Rosita Lee, Director and CEO of HSVM, says: "In the low interest rate environment, coupled with recent market volatility, it is difficult for investors to identify an optimal time to invest their wealth. This fund offers a balanced investment strategy that focuses on Asia-Pacific assets, with the hope of offering investors the opportunity to capture income and growth potential in Asian stock markets while achieving lower volatility coupled with stable income through investing into Asian bonds. Leveraging the joint expertise of HSVM and PAAMC HK, this fund further strengthens our platform for future growth, particularly with the anticipated official implementation of Wealth Management Connect, which will create enormous business opportunities for the financial industry in the Greater Bay Area."
Chi Kit Chai, CIO and Head of Capital Markets of PAAMC HK, says: "We are very excited to partner with HSVM. The combined expertise and resources of both firms create great synergy and bring invaluable opportunities to our clients. Global interest rates are at historic low levels, which is eroding income for many investors. Currently, Asia bonds offer significant yield pickup compared to bonds in other regions. Combining Asian bonds with Asian equity, this fund seeks to achieve both income generation and capital appreciation while taking advantage of the low correlation between bonds and equity to lower volatility. With the upcoming Wealth Management Connect, this fund can enhance our product portfolio, enabling us to capture this enormous opportunity to serve investors on both sides of the border."

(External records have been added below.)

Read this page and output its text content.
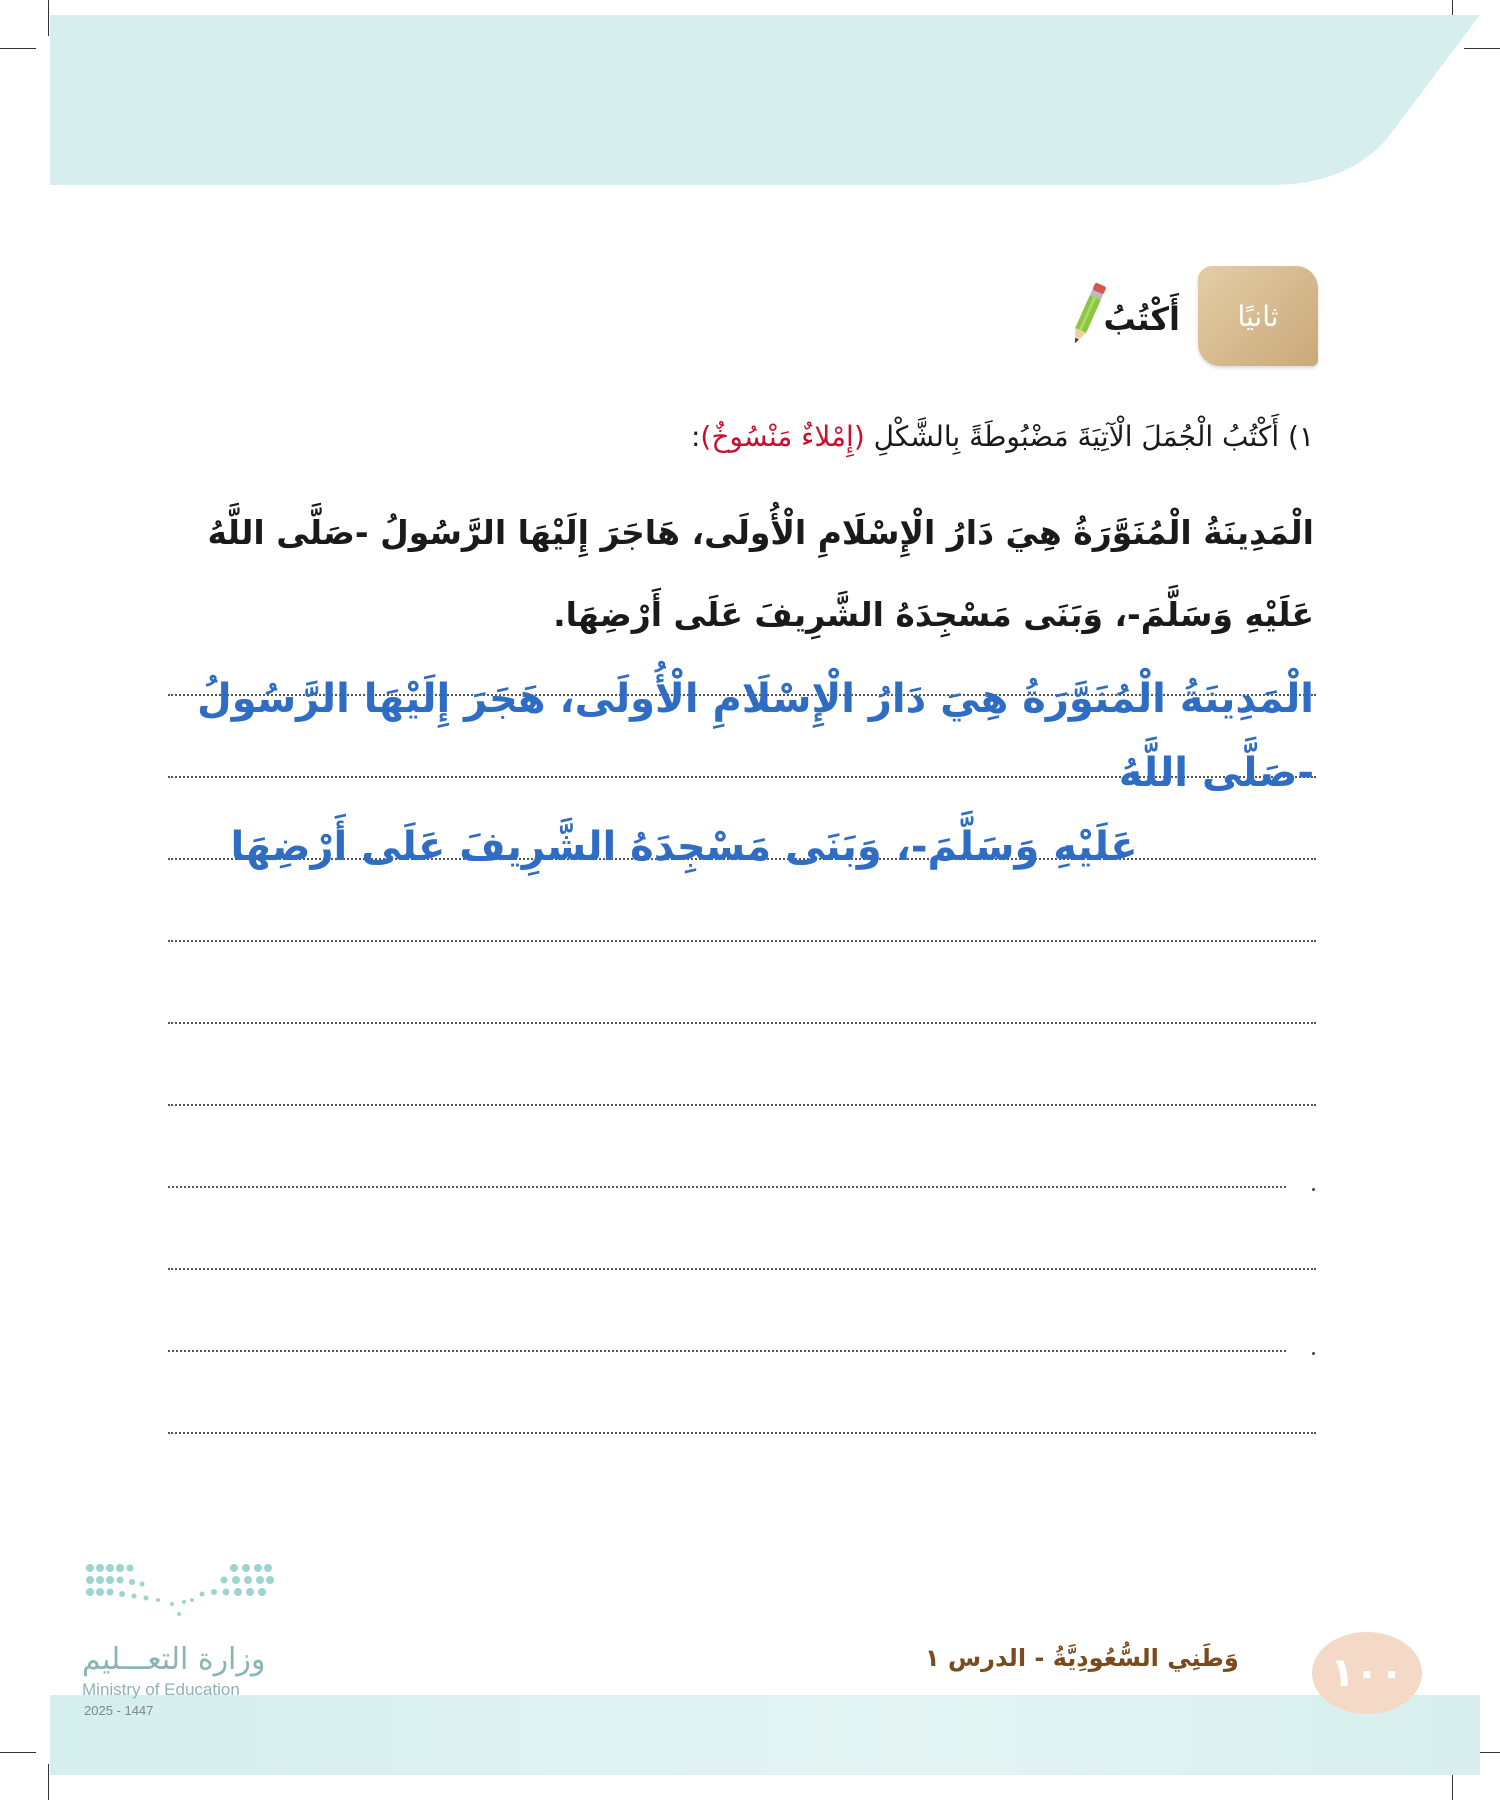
ثانيًا
أَكْتُبُ
١) أَكْتُبُ الْجُمَلَ الْآتِيَةَ مَضْبُوطَةً بِالشَّكْلِ (إِمْلاءٌ مَنْسُوخٌ):
الْمَدِينَةُ الْمُنَوَّرَةُ هِيَ دَارُ الْإِسْلَامِ الْأُولَى، هَاجَرَ إِلَيْهَا الرَّسُولُ -صَلَّى اللَّهُ عَلَيْهِ وَسَلَّمَ-، وَبَنَى مَسْجِدَهُ الشَّرِيفَ عَلَى أَرْضِهَا.
الْمَدِينَةُ الْمُنَوَّرَةُ هِيَ دَارُ الْإِسْلَامِ الْأُولَى، هَجَرَ إِلَيْهَا الرَّسُولُ -صَلَّى اللَّهُ
عَلَيْهِ وَسَلَّمَ-، وَبَنَى مَسْجِدَهُ الشَّرِيفَ عَلَى أَرْضِهَا
وزارة التعـــليم
Ministry of Education
2025 - 1447
وَطَنِي السُّعُودِيَّةُ - الدرس ١	١٠٠
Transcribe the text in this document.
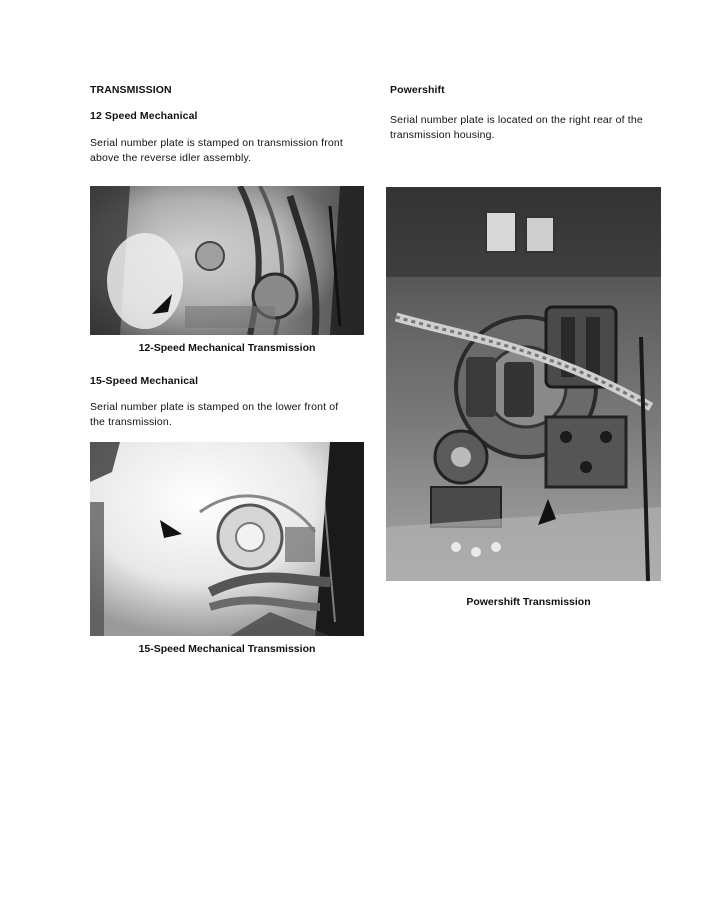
TRANSMISSION
12 Speed Mechanical
Serial number plate is stamped on transmission front
above the reverse idler assembly.
12-Speed Mechanical Transmission
15-Speed Mechanical
Serial number plate is stamped on the lower front of
the transmission.
15-Speed Mechanical Transmission
Powershift
Serial number plate is located on the right rear of the
transmission housing.
Powershift Transmission
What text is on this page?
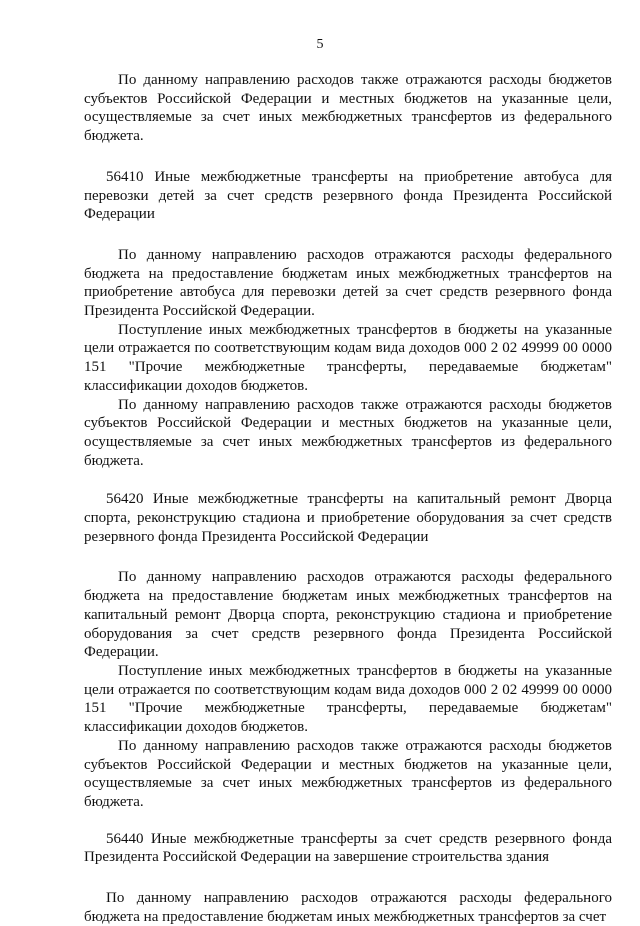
5

По данному направлению расходов также отражаются расходы бюджетов субъектов Российской Федерации и местных бюджетов на указанные цели, осуществляемые за счет иных межбюджетных трансфертов из федерального бюджета.

56410 Иные межбюджетные трансферты на приобретение автобуса для перевозки детей за счет средств резервного фонда Президента Российской Федерации

По данному направлению расходов отражаются расходы федерального бюджета на предоставление бюджетам иных межбюджетных трансфертов на приобретение автобуса для перевозки детей за счет средств резервного фонда Президента Российской Федерации.

Поступление иных межбюджетных трансфертов в бюджеты на указанные цели отражается по соответствующим кодам вида доходов 000 2 02 49999 00 0000 151 "Прочие межбюджетные трансферты, передаваемые бюджетам" классификации доходов бюджетов.

По данному направлению расходов также отражаются расходы бюджетов субъектов Российской Федерации и местных бюджетов на указанные цели, осуществляемые за счет иных межбюджетных трансфертов из федерального бюджета.

56420 Иные межбюджетные трансферты на капитальный ремонт Дворца спорта, реконструкцию стадиона и приобретение оборудования за счет средств резервного фонда Президента Российской Федерации

По данному направлению расходов отражаются расходы федерального бюджета на предоставление бюджетам иных межбюджетных трансфертов на капитальный ремонт Дворца спорта, реконструкцию стадиона и приобретение оборудования за счет средств резервного фонда Президента Российской Федерации.

Поступление иных межбюджетных трансфертов в бюджеты на указанные цели отражается по соответствующим кодам вида доходов 000 2 02 49999 00 0000 151 "Прочие межбюджетные трансферты, передаваемые бюджетам" классификации доходов бюджетов.

По данному направлению расходов также отражаются расходы бюджетов субъектов Российской Федерации и местных бюджетов на указанные цели, осуществляемые за счет иных межбюджетных трансфертов из федерального бюджета.

56440 Иные межбюджетные трансферты за счет средств резервного фонда Президента Российской Федерации на завершение строительства здания

По данному направлению расходов отражаются расходы федерального бюджета на предоставление бюджетам иных межбюджетных трансфертов за счет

Customers can buy the fund at Hang Seng branches and through Hang Seng e-Banking starting from today, with minimum subscription amounts equivalent to HKD20,000 and HKD5,000 respectively. The fund will also be available on online distribution platforms, including Hang Seng's SimplyFund platform starting from 12 April, with a minimum subscription amount of HKD1 and the mobile platform of Lufax Holding Ltd subsidiary, Lu Hong Kong, starting from 29 March, with a minimum subscription amount of HKD100.